Despite agreements between local councils in the United Kingdom to not outbid each other for temporary accommodation, in 2023 several authorities complained that the Home Office was preferentially providing housing to Clearsprings Ready Homes, who paid more for accommodation than local councils.

Graham King was named as one of the 350 richest people in the United Kingdom in 2024, with a net worth of £750 million. He, and Clearsprings Ready Homes, were criticised in 2024 after the company paid £16 million to a company not registered in the United Kingdom, which some suggested could be an offshore company intended to avoid paying tax. King's net worth surpassed £1 billion in 2025.

== Asylum seeker housing ==
Clearsprings Ready Homes has provided accommodation for asylum seekers since at least 2000. It has operated all such accommodation in Wales since 2012, a contract which was valued at £119 million in 2016. The company currently has two ten-year contracts with the British government to operate accommodation for asylum seekers in Wales and the South of England until 2029. Originally announced as costing over £1 billion, the cost of the contracts had risen to £7 billion by 2026. Approximately half of the accommodation provided by Clearsprings is subcontracted to hotels.
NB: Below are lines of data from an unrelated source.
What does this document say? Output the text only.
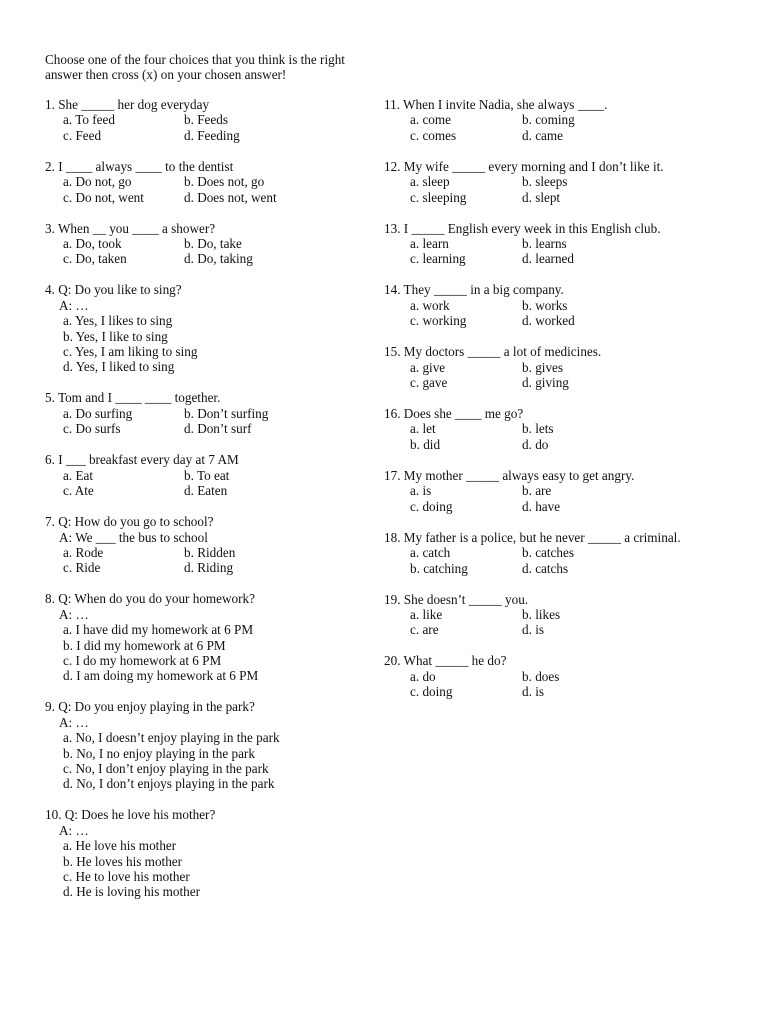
Choose one of the four choices that you think is the right
answer then cross (x) on your chosen answer!
1. She _____ her dog everyday
a. To feed	b. Feeds
c. Feed	d. Feeding
2. I ____ always ____ to the dentist
a. Do not, go	b. Does not, go
c. Do not, went	d. Does not, went
3. When __ you ____ a shower?
a. Do, took	b. Do, take
c. Do, taken	d. Do, taking
4. Q: Do you like to sing?
A: …
a. Yes, I likes to sing
b. Yes, I like to sing
c. Yes, I am liking to sing
d. Yes, I liked to sing
5. Tom and I ____ ____ together.
a. Do surfing	b. Don’t surfing
c. Do surfs	d. Don’t surf
6. I ___ breakfast every day at 7 AM
a. Eat	b. To eat
c. Ate	d. Eaten
7. Q: How do you go to school?
A: We ___ the bus to school
a. Rode	b. Ridden
c. Ride	d. Riding
8. Q: When do you do your homework?
A: …
a. I have did my homework at 6 PM
b. I did my homework at 6 PM
c. I do my homework at 6 PM
d. I am doing my homework at 6 PM
9. Q: Do you enjoy playing in the park?
A: …
a. No, I doesn’t enjoy playing in the park
b. No, I no enjoy playing in the park
c. No, I don’t enjoy playing in the park
d. No, I don’t enjoys playing in the park
10. Q: Does he love his mother?
A: …
a. He love his mother
b. He loves his mother
c. He to love his mother
d. He is loving his mother
11. When I invite Nadia, she always ____.
a. come	b. coming
c. comes	d. came
12. My wife _____ every morning and I don’t like it.
a. sleep	b. sleeps
c. sleeping	d. slept
13. I _____ English every week in this English club.
a. learn	b. learns
c. learning	d. learned
14. They _____ in a big company.
a. work	b. works
c. working	d. worked
15. My doctors _____ a lot of medicines.
a. give	b. gives
c. gave	d. giving
16. Does she ____ me go?
a. let	b. lets
b. did	d. do
17. My mother _____ always easy to get angry.
a. is	b. are
c. doing	d. have
18. My father is a police, but he never _____ a criminal.
a. catch	b. catches
b. catching	d. catchs
19. She doesn’t _____ you.
a. like	b. likes
c. are	d. is
20. What _____ he do?
a. do	b. does
c. doing	d. is
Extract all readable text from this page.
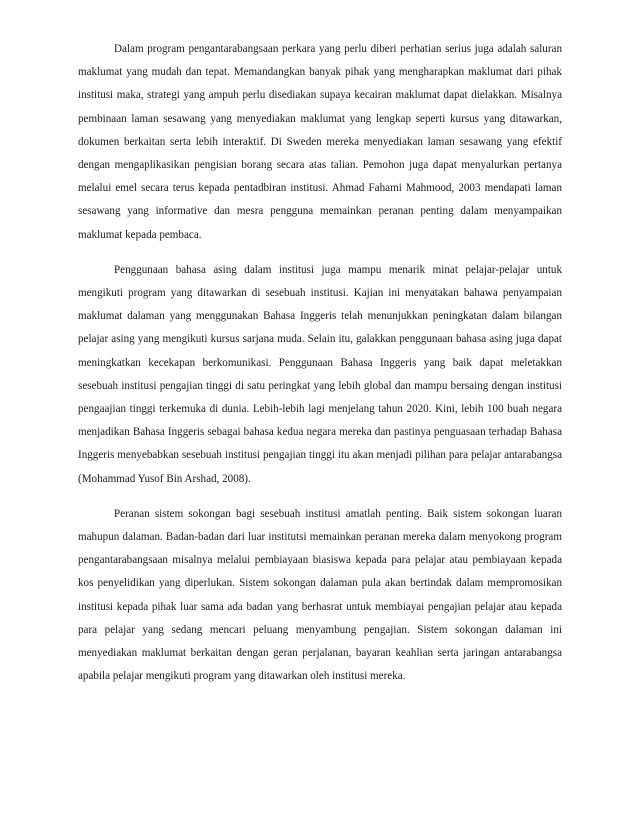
Dalam program pengantarabangsaan perkara yang perlu diberi perhatian serius juga adalah saluran maklumat yang mudah dan tepat. Memandangkan banyak pihak yang mengharapkan maklumat dari pihak institusi maka, strategi yang ampuh perlu disediakan supaya kecairan maklumat dapat dielakkan. Misalnya pembinaan laman sesawang yang menyediakan maklumat yang lengkap seperti kursus yang ditawarkan, dokumen berkaitan serta lebih interaktif. Di Sweden mereka menyediakan laman sesawang yang efektif dengan mengaplikasikan pengisian borang secara atas talian. Pemohon juga dapat menyalurkan pertanya melalui emel secara terus kepada pentadbiran institusi. Ahmad Fahami Mahmood, 2003 mendapati laman sesawang yang informative dan mesra pengguna memainkan peranan penting dalam menyampaikan maklumat kepada pembaca.

Penggunaan bahasa asing dalam institusi juga mampu menarik minat pelajar-pelajar untuk mengikuti program yang ditawarkan di sesebuah institusi. Kajian ini menyatakan bahawa penyampaian maklumat dalaman yang menggunakan Bahasa Inggeris telah menunjukkan peningkatan dalam bilangan pelajar asing yang mengikuti kursus sarjana muda. Selain itu, galakkan penggunaan bahasa asing juga dapat meningkatkan kecekapan berkomunikasi. Penggunaan Bahasa Inggeris yang baik dapat meletakkan sesebuah institusi pengajian tinggi di satu peringkat yang lebih global dan mampu bersaing dengan institusi pengaajian tinggi terkemuka di dunia. Lebih-lebih lagi menjelang tahun 2020. Kini, lebih 100 buah negara menjadikan Bahasa Inggeris sebagai bahasa kedua negara mereka dan pastinya penguasaan terhadap Bahasa Inggeris menyebabkan sesebuah institusi pengajian tinggi itu akan menjadi pilihan para pelajar antarabangsa (Mohammad Yusof Bin Arshad, 2008).

Peranan sistem sokongan bagi sesebuah institusi amatlah penting. Baik sistem sokongan luaran mahupun dalaman. Badan-badan dari luar institutsi memainkan peranan mereka dalam menyokong program pengantarabangsaan misalnya melalui pembiayaan biasiswa kepada para pelajar atau pembiayaan kepada kos penyelidikan yang diperlukan. Sistem sokongan dalaman pula akan bertindak dalam mempromosikan institusi kepada pihak luar sama ada badan yang berhasrat untuk membiayai pengajian pelajar atau kepada para pelajar yang sedang mencari peluang menyambung pengajian. Sistem sokongan dalaman ini menyediakan maklumat berkaitan dengan geran perjalanan, bayaran keahlian serta jaringan antarabangsa apabila pelajar mengikuti program yang ditawarkan oleh institusi mereka.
At temporary asylum seeker accommodation run by Clearsprings in Cardiff, residents were forced to wear red wrist bands to receive food. After the practice sparked controversy in 2016, including comments from the First Minister, Clearsprings reported that they would be scrapping the scheme. The accommodation, Lynx House, had also been found to be overcrowded and host to poor living conditions. Problems included damp carpets, malfunctioning fire alarms, and leaking plumbing. The Home Office received 59 complaints about Clearsprings' accommodation services in 2016.

A 2019 investigation by The Guardian found that asylum seekers in Southall, London, were being housed in "dire living conditions" in properties managed by a company paid by Clearsprings, finding them to be overcrowded, lacking functioning facilities, and overrun with pests. Lawyers said the situation could be a breach of human rights legislation. The Home Office said that "urgent action" would be taken to rectify problems in the housing, and soon after the investigation was published improvements were made.
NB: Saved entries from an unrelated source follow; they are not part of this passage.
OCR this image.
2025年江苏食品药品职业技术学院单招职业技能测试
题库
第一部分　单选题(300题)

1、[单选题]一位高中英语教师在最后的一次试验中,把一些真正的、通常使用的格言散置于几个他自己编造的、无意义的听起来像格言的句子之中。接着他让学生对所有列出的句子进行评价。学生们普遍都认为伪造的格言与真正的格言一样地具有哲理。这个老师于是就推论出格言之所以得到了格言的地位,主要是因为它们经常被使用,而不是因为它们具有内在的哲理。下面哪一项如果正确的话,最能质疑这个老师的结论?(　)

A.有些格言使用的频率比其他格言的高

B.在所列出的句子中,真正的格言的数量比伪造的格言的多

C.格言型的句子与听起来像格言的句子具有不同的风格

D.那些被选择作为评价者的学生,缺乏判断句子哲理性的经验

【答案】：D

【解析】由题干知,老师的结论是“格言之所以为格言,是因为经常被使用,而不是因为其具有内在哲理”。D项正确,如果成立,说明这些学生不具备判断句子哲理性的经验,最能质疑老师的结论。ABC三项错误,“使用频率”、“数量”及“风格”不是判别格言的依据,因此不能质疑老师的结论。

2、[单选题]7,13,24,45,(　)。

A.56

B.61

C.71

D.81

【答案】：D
Starting in 2020, Clearsprings operated asylum seeker housing at the former military camp in Penally, Pembrokeshire, and at Napier Barracks in Kent. Residents at these sites have gone on hunger strike and have attempted suicide. Volunteers working at the Napier barracks were made to sign confidentiality agreements under the Official Secrets Act. In January 2021 a fire was started at the Napier site; 14 men were arrested in response. Residents at Napier reported that they went without electricity, heating, and clean drinking water after the fire. Some residents reported "repeated" complaints to Clearsprings over poor living conditions, including poorly cooked food. The Red Cross called on the UK government to remove all asylum seekers from the location due to the conditions. Napier Barracks was closed in December 2025, with housing developments planned for the site.

In December 2021 another investigation by The Guardian revealed the poor conditions of asylum seekers living in Clearsprings operated flats in Uxbridge and South Ruislip, with residents housed for multiple years in accommodation which was too small, dirty, damp or poorly maintained. Clearsprings stated they would be making urgent repairs in response and moved some residents to other accommodation.

In January 2022 an investigation by Corporate Watch and The Canary revealed asylum seekers were being housed in an insect-infested hotel in London ran by Clearsprings. In addition to bed bugs, a family of eight reportedly experienced a ceiling caving in, water leaks from the apartment above, insufficient food, lack of hot water, lack of electricity, and a dangerous electrical installation.

Stay Belvedere Hotels, a subcontractor of Clearsprings Ready Homes, ran 51 hotels providing asylum seeker accommodation, including Napier Barracks. The UK government ended their contract in 2025 following a review which found the company's performance did not meet expectations.

In 2026, Clearsprings Ready Homes paid £140,000 in fines to Swindon Borough Council, after it was issued financial penalties by the council for failing to comply with regulations 27 times during 2022.